Por outro lado, já me acostumei a alguns hábitos daqui (e não só daqui) como beber água da torneira. Nos EUA também vivi isso, mas os suíços são muuuuito orgulhosos de seus alpes e já ouvi não sei quantas teorias de que por causa dos alpes sei lá como a água daqui é mais pura que em qualquer outro lugar. Então tá, ne. Ainda nas bebidas, eles são igualmente, ou talvez mais ainda, orgulhosos de sua tradição chamada Rivella. A famosa bebida feita de serum de leite é boa e saudável, eu gosto. Ouvi dizer que já tentaram exportar mas nos EUA não deu certo, e hoje só tem aqui, na Áustria e na Alemanha. Mas aqui, sem dúvida, a tradição é visivelmente mais forte, claro, o produto é daqui. As crianças crescem bebendo Rivella.
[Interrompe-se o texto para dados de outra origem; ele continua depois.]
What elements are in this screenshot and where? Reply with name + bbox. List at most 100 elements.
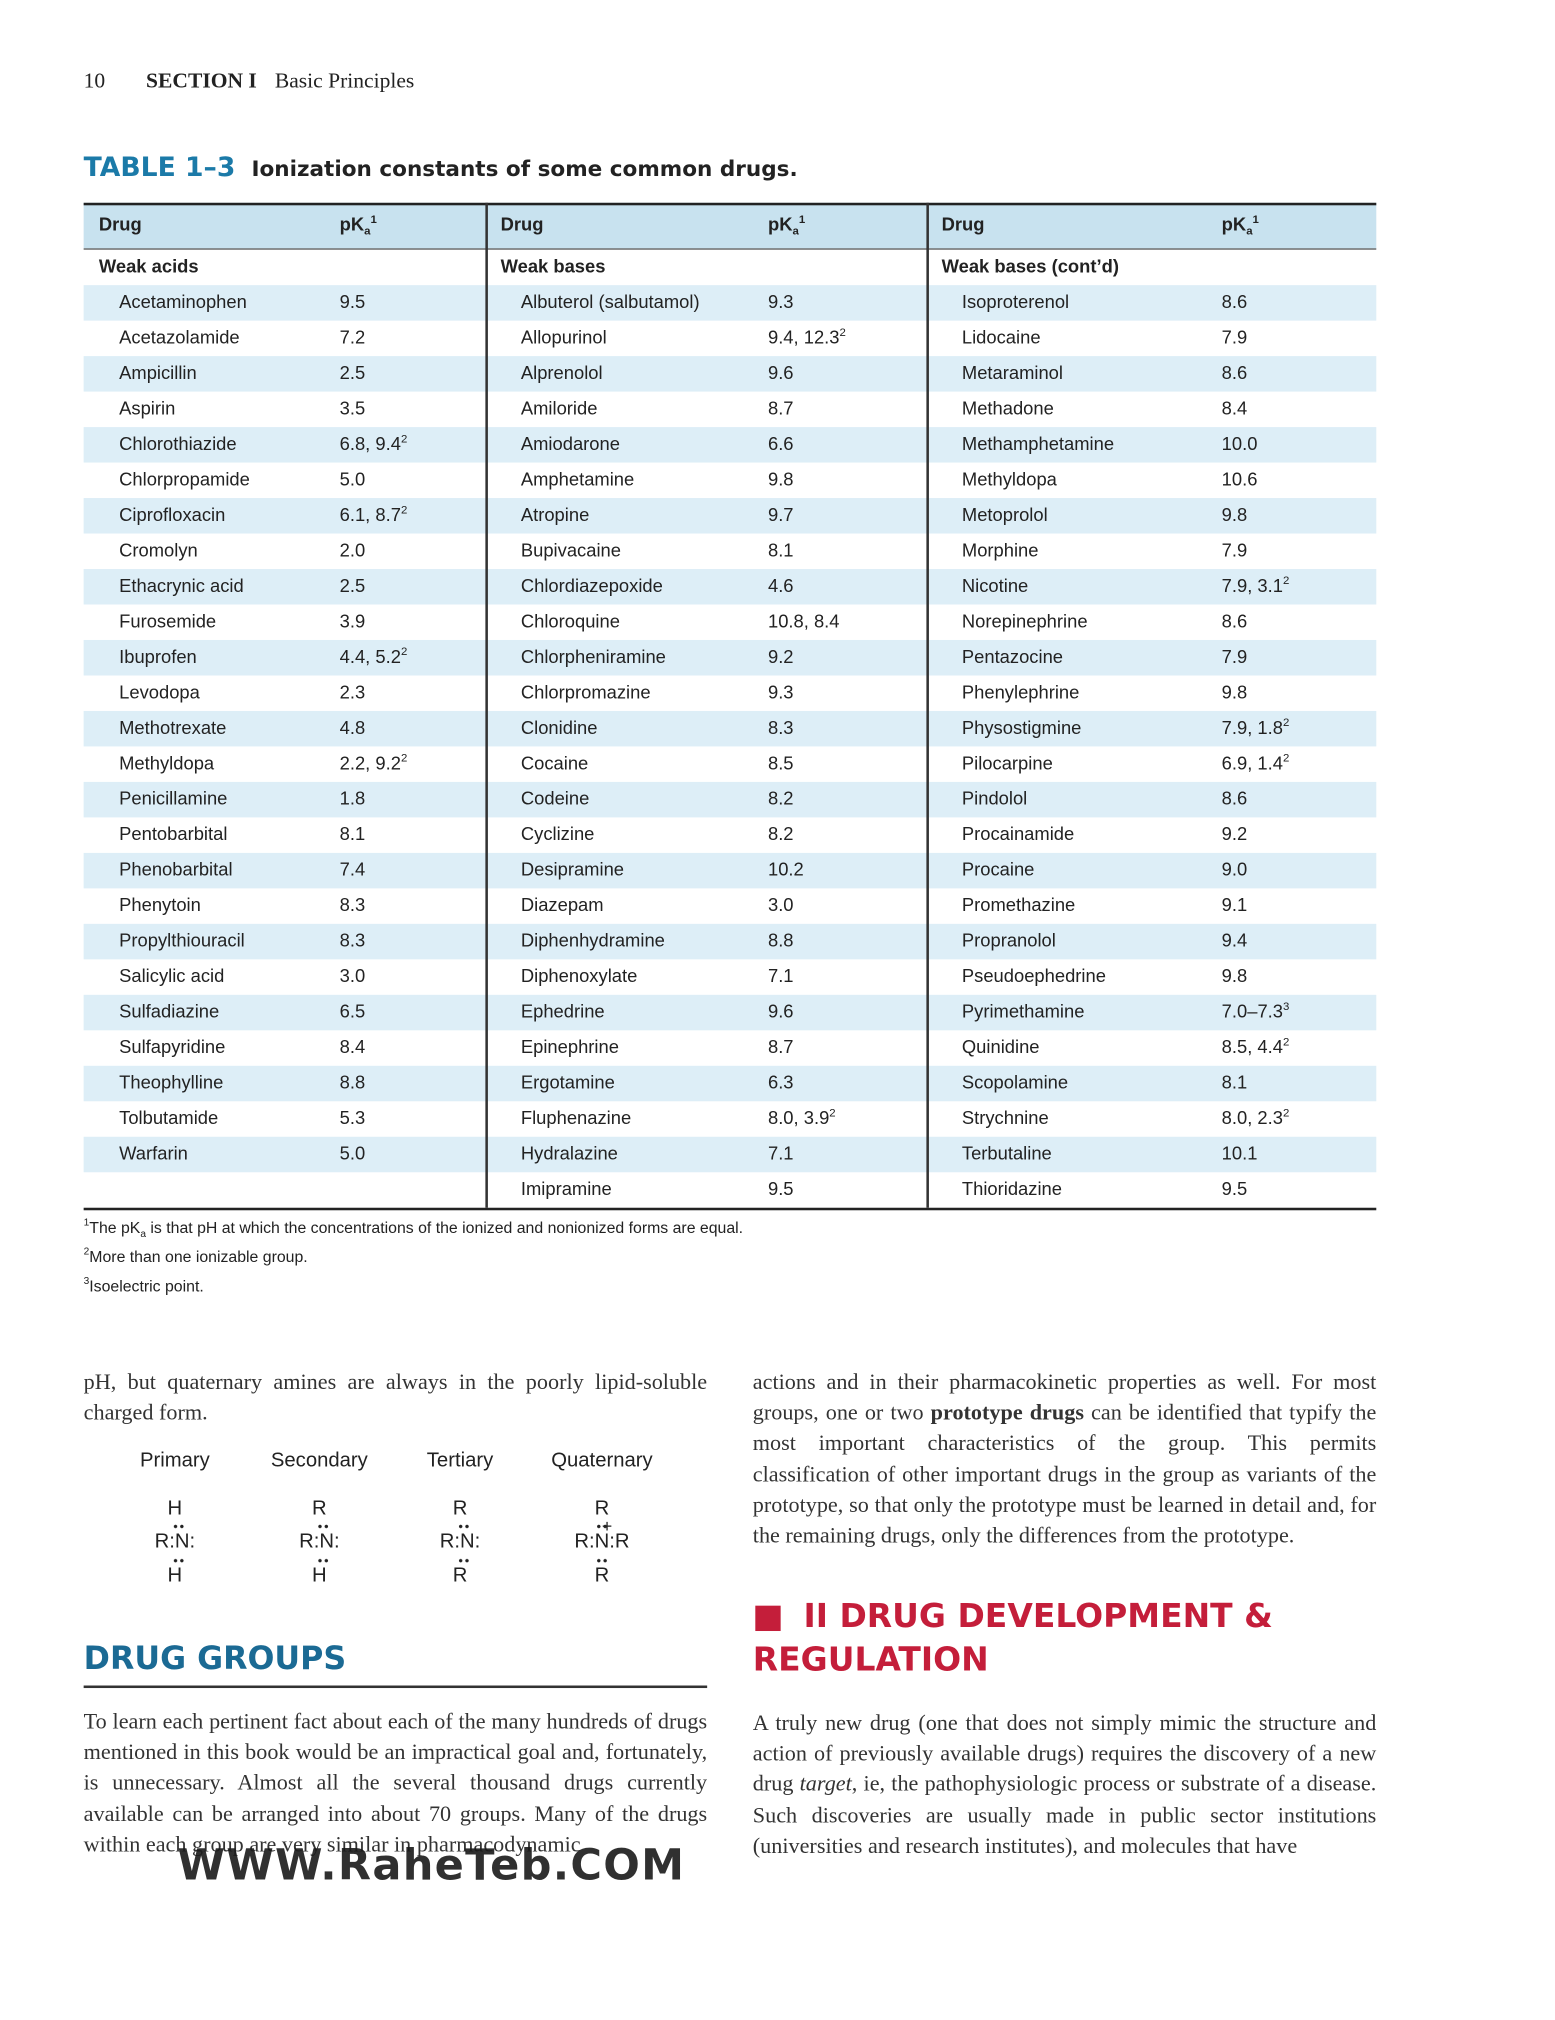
drug-name: Methadone [961,399,1054,420]
drug-name: Alprenolol [520,363,603,384]
atom-bottom: R [594,1565,610,1587]
amine-label: Primary [139,1449,210,1472]
pka-value: 1.8 [340,782,366,817]
pka-value: 8.3 [340,924,366,959]
pka: 9.8 [767,470,794,491]
drug-name: Penicillamine [119,789,228,810]
drug-name: Fluphenazine [520,1108,632,1130]
drug-name: Epinephrine [520,1037,619,1059]
pka-value: 9.3 [768,285,794,320]
footnote-ref: 2 [400,503,408,516]
column-rule [926,202,929,1208]
running-header: 10 SECTION I Basic Principles [84,68,415,93]
drug-name: Ciprofloxacin [119,505,226,526]
pka-value: 8.3 [768,711,794,746]
pka-value: 5.0 [340,1137,366,1172]
pk-sup: 1 [370,212,377,226]
pka-value: 9.8 [1222,498,1248,533]
pka: 9.3 [767,292,794,314]
pka: 6.6 [767,434,794,455]
row-stripe [83,852,1377,889]
row-stripe [83,639,1377,676]
pka-value: 7.9 [1222,534,1248,569]
watermark: WWW.RaheTeb.COM [177,1840,686,1891]
footnote-ref: 2 [1282,716,1290,729]
atom-bottom: H [167,1565,183,1587]
drug-name: Lidocaine [961,328,1041,349]
pka: 9.5 [767,1179,794,1201]
drug-name: Methyldopa [961,470,1057,491]
pka-value: 4.8 [340,711,366,746]
amine-label: Secondary [270,1449,368,1472]
section-label: SECTION I [146,68,257,93]
pka: 3.0 [767,895,794,917]
atom-top: R [312,1497,327,1520]
pka: 9.4, 12.3 [767,328,840,349]
drug-name: Cyclizine [520,825,595,846]
pka: 6.8, 9.4 [339,434,401,455]
pka: 9.2 [1221,825,1248,846]
drug-name: Chloroquine [520,612,620,633]
drug-name: Methamphetamine [961,434,1115,455]
pka: 5.0 [339,470,366,491]
drug-name: Promethazine [961,895,1076,917]
pka-value: 8.2 [768,782,794,817]
pka: 2.2, 9.2 [339,754,401,775]
pka: 8.3 [339,895,366,917]
drug-name: Norepinephrine [961,612,1088,633]
atom-middle: R:N:R [574,1530,630,1553]
pka: 7.9 [1221,647,1248,668]
atom-top: R [452,1497,468,1520]
pka-value: 9.8 [768,463,794,498]
row-stripe [83,285,1377,321]
amine-label: Quaternary [551,1449,653,1472]
footnote: 2More than one ionizable group. [84,1246,308,1266]
pka: 10.8, 8.4 [767,612,840,633]
header-rule [83,248,1377,250]
electron-pair [316,1524,330,1529]
drug-name: Sulfapyridine [119,1037,226,1059]
footnote-text: Isoelectric point. [89,1277,204,1296]
pka-value: 9.2 [1222,817,1248,852]
pka: 4.6 [767,576,794,597]
pka: 7.9, 3.1 [1221,576,1283,597]
charge: + [601,1515,613,1536]
column-header: Drug [98,215,142,236]
row-stripe [83,1065,1377,1102]
pka-value: 9.6 [768,356,794,391]
row-stripe [83,781,1377,818]
rule [83,1685,708,1689]
pka-value: 7.4 [340,853,366,888]
pka: 10.2 [767,860,804,881]
pka: 7.9 [1221,541,1248,562]
atom-middle: R:N: [299,1530,340,1553]
pka-value: 8.6 [1222,782,1248,817]
electron-pair [457,1524,471,1529]
drug-name: Nicotine [961,576,1029,597]
pka: 8.6 [1221,789,1248,810]
drug-name: Acetaminophen [119,292,247,314]
group-label: Weak bases [500,257,606,278]
pka: 8.0, 3.9 [767,1108,830,1130]
pka: 8.5, 4.4 [1221,1037,1283,1059]
drug-name: Chlorpheniramine [520,647,666,668]
pk-sub: a [792,224,799,237]
pka-value: 8.6 [1222,356,1248,391]
drug-name: Ibuprofen [119,647,197,668]
pka-value: 3.5 [340,392,366,427]
pk: pK [1221,215,1247,236]
pka: 2.0 [339,541,366,562]
pka: 9.2 [767,647,794,668]
pka: 8.2 [767,789,794,810]
drug-name: Metaraminol [961,363,1063,384]
paragraph: actions and in their pharmacokinetic pro… [753,1366,1377,1550]
pka: 8.6 [1221,363,1248,384]
atom-bottom: H [312,1565,327,1587]
group-label: Weak bases (cont’d) [941,257,1119,278]
pka: 9.4 [1221,931,1248,952]
electron-pair [172,1524,186,1529]
drug-name: Sulfadiazine [119,1002,220,1023]
drug-name: Acetazolamide [119,328,240,349]
pka: 8.8 [767,931,794,952]
text-run: actions and in their pharmacokinetic pro… [752,1368,1377,1425]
Andar de bicicleta é outro hábito do pessoal daqui. Muita gente não tem carro e depender do transporte público não é vergonha pra ninguém, pelo contrário, eu acho até luxo. Mas às vezes o tempo tá bonito e poder gastar o máximo de tempo possível ao ar livre é de lei. Aproveitar a natureza, respirar ar fresco, todas essas frescurices razões acentuam a motivação e a tradição do povo de andar de bicicleta pra cima e pra baixo e estar em contato com a natureza (in der Natur sein). No começo, eu achava isso estranho e bobo, mas hoje eu entendo. Ir pro trabalho, andar com os filhos com uma cadeirinha atrás ou só passear, não importa. É divertido. Aliás, só um dia desses fiquei sabendo da existência da bicicleta elétrica. Não chega a ser uma moto, mas é mais que uma bicicleta. É bem cara. Você ainda tem que pedalar, mas faz menos esforço. E agora entendo quando vejo gente subindo a ladeira de bicicleta na maior facilidade enquanto eu só falto morrer na minha mountain bike.
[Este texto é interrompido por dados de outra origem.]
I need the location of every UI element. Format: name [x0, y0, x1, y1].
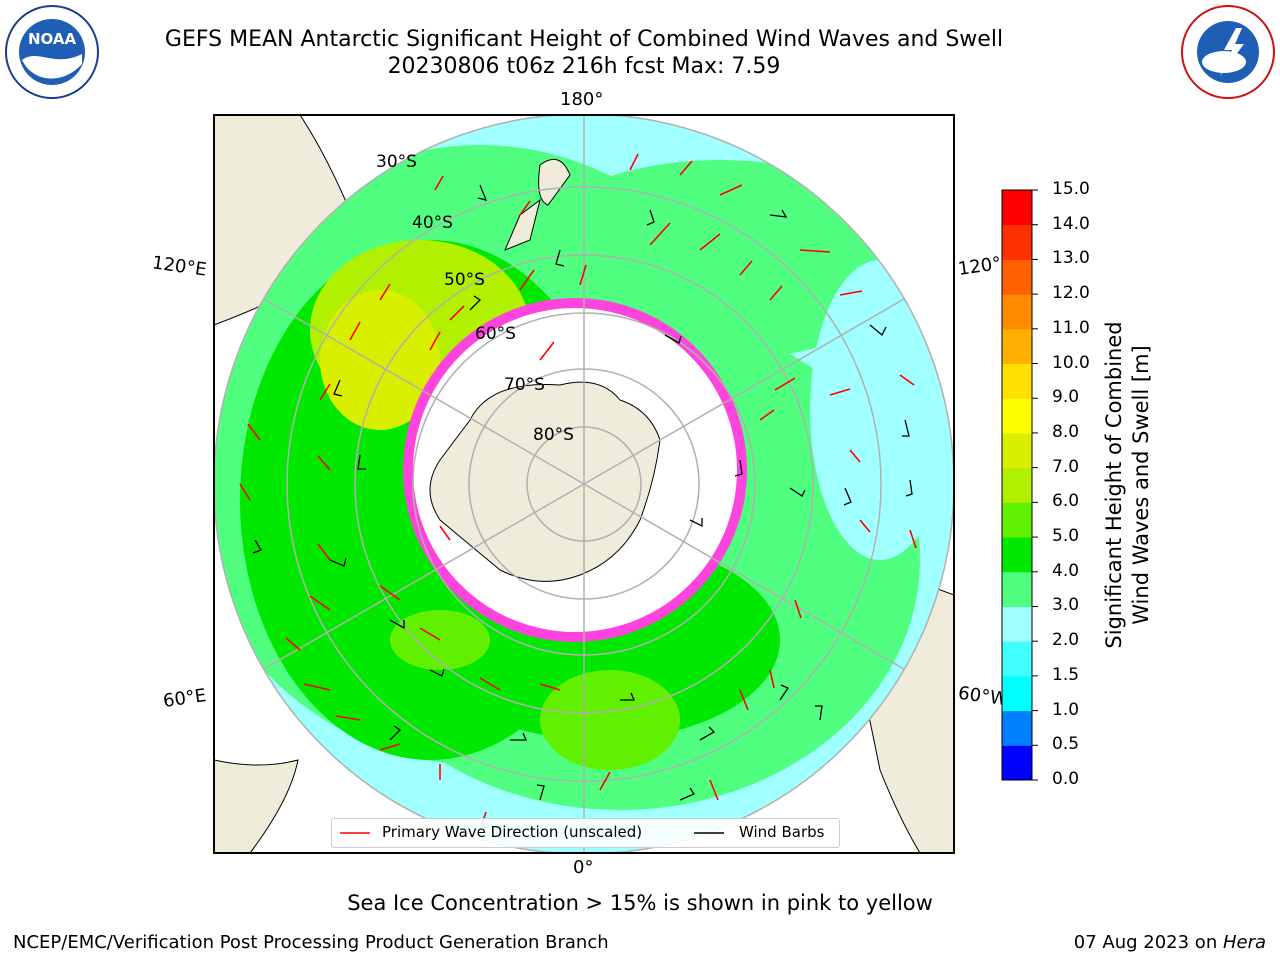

Regalias flexibilidade como tirar férias de uma semana pingada em qualquer mês do ano, fazer pausas do chá e pro café e sair do trabalho às 16h não é folga, é direito. Se você não usufruir dele, você é workaholic. Essa eu me acostumei fácil. O que impera é a qualidade de vida.

O que já desacostumei

Qualquer pessoa que saia do Brasil e vai morar em país desenvolvido sente, não é exclusividade minha nem da Suíça: preocupação de sair a noite. Em Recife, eu me arrumava pra sair de casa pensando se colocava meu relógio e meus brincos novos porque alguém podia me assaltar e roubá-los. Aqui eu saio vestindo qualquer coisa, com qualquer acessório, posso andar na rua com um carrinho cheio de celular, notebook, ipod, que ninguém aparece me olhando sob ar de ameaça. Aqui não tenho medo. Me desacostumar a ter medo? Moleza.


É muito fácil acostumar de um estado qualquer pro melhor, do ruim pro bom, do difícil pro fácil. Acho que no que depende disso, eu já aceitei as mudanças e os costumes. O que ainda não me acostumei é porque não me convenço que é melhor de alguma forma do que o que estou acostumada, então (por enquanto) mantenho meus costumes. Mas quem sou eu pra dizer que estão certos ou errados e que não mudarei? 

Acho que o bom mesmo é estar preparado o suficiente na mente e no corpo pra abraçar todas as diferenças, processos de mudanças e conseguir se adaptar sem grandes dificuldades. Toda mudança é um processo delicado. Mudança de hábitos e costumes é inicialmente um choque, e posteriormente o choque passa, e a situação requer tomadas de decisão. Precisamos passar por elas. Não é fácil, mas a gente pode tentar amenizar o grau de intensidade ou dificuldade nesse processo, pra depois conviver bem com nossas escolhas no dia a dia. 

Vou querer olhar pra este post daqui a algum tempo.